Ed Varga, Homocore Mpls.: 1. Lucifag 2. Arone Dyer 3. All the Pretty Horses 4. The Shepherd Kings--Lucifag is Mötörhead up your ass; they are high powered, chugging, fag-retro metal, and the farthest thing I can think of from Pansy Division. While I'm not much of a fan of acoustic folk, I have to say that 16-year-old dyke Arone Dyer knows exactly what she's doing. S. Grandell's All the Pretty Horses combine sparse guitar work with old school new wave to create moody glam punk. The world needs more visible transgender artists like Grandell. The Shepherd Kings are not new at all, but they deserve mention for reincarnating themselves via keyboards, a drum machine, gospel songs and other generally weird combinations to create music that is at once unpalatable and endearing.
Jim Walsh, St. Paul Pioneer Press: 1. The Beatifics 2. Brother Sun Sister Moon 3. The Buck-Fifty Boys 4. Magnatone 5. Lifter Puller (Honorable mentions: Tom Farmer; Vantage Canada; DJ Woody McBride; The Strawdogs; Marina Glass; Blue Dot Trance; Tim O'Reagan and Karen Grotberg; Own; Carp 18; Koerner, Ray and Glover)

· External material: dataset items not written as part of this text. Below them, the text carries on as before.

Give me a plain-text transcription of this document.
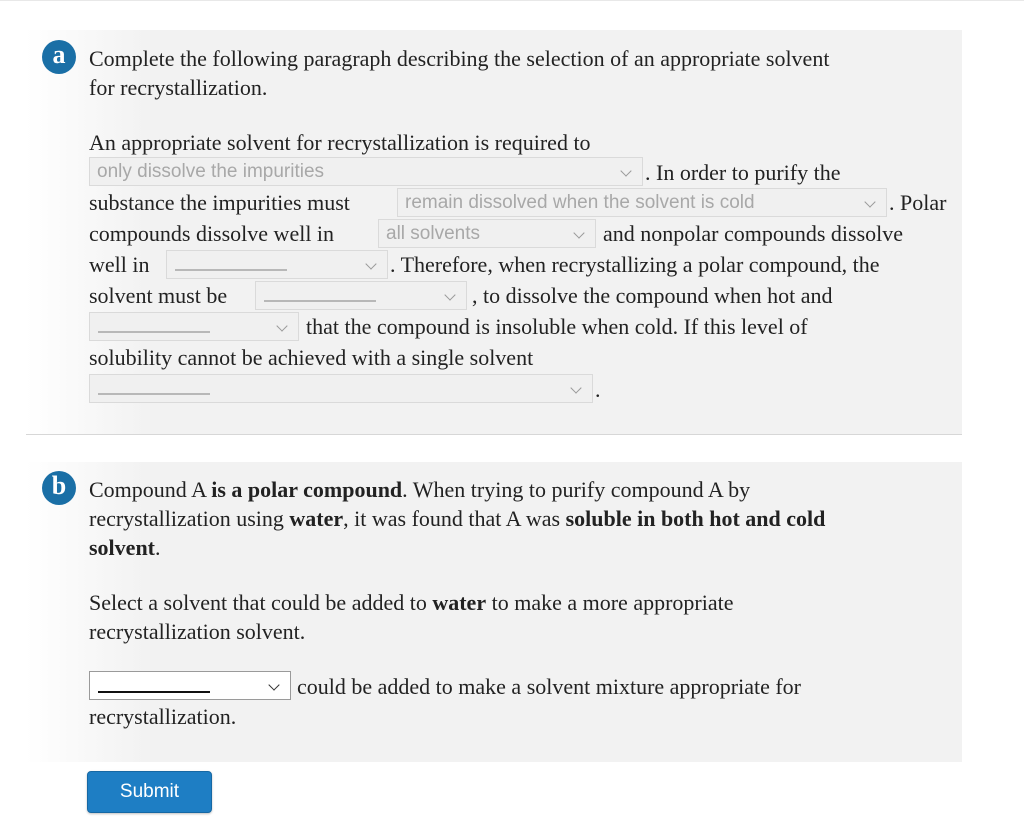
a	Complete the following paragraph describing the selection of an appropriate solvent

for recrystallization.

An appropriate solvent for recrystallization is required to

only dissolve the impurities	. In order to purify the

substance the impurities must	remain dissolved when the solvent is cold	. Polar

compounds dissolve well in	all solvents	and nonpolar compounds dissolve

well in	. Therefore, when recrystallizing a polar compound, the

solvent must be	, to dissolve the compound when hot and

that the compound is insoluble when cold. If this level of

solubility cannot be achieved with a single solvent

.

b	Compound A is a polar compound. When trying to purify compound A by

recrystallization using water, it was found that A was soluble in both hot and cold

solvent.

Select a solvent that could be added to water to make a more appropriate

recrystallization solvent.

could be added to make a solvent mixture appropriate for

recrystallization.

Submit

Pat Whalen, K-Tel Records/independent promoter: 1. Brother Sun Sister Moon 2. Dave King and whatever 3. (tie) Atmosphere/Beyond etc. 5. (tie) Sandwiches/ Mindphaseone. Also: The Conquerors--Brother Sun Sister Moon's debut CD is a tasty future-pop synesthesia, but who'd have guessed that they would be so astronomically swell live? Export ready, with upscale grooves and looks to permanently maim. Omnipresent percussionist Dave King has shown lots of local rock fans that jazz ain't just for academics. He's a gas to watch, whether he's playing with Casino Royale, Happy Apple, The Starry-Eyed Lovelies, Salpeen, or whatever. Entrepreneurs with attitude, Slug and crew are tearing the logos off of hip hop. As for noteworthy local recordings, that Sandwiches song "2222 Nicollet Ave." has got to be the little local ditty of the decade, and Mind Phase One's full-length debut is a world-class model of electronicalismo. There's a fuzzy cord that runs from the Litter, to the Hypstyrz, through the Mofos, around the Funseekers, and up the Conquerors. Give it a little tug and see what happens.
Mark Wheat, KFAI's Local Sound Department/Pulse: 1. Brother Sun Sister Moon 2. Plain Jane 3. Druel 4. Happy Apple 5. The Big Wu--Seems like five years ago I was trying to choose five bands for this thing that maybe had a good demo out and had played a few good shows in the Entry. Now it seems possible to build a solid list from bands that have full CDs out and have had some kind of recognition beyond the Twin Cities. Were The Beatifics, Magnatone, Sukpatch, Mindphaseone or Mike Merz and the Can O' Worms considered for last year's poll? If not, maybe that should be my list!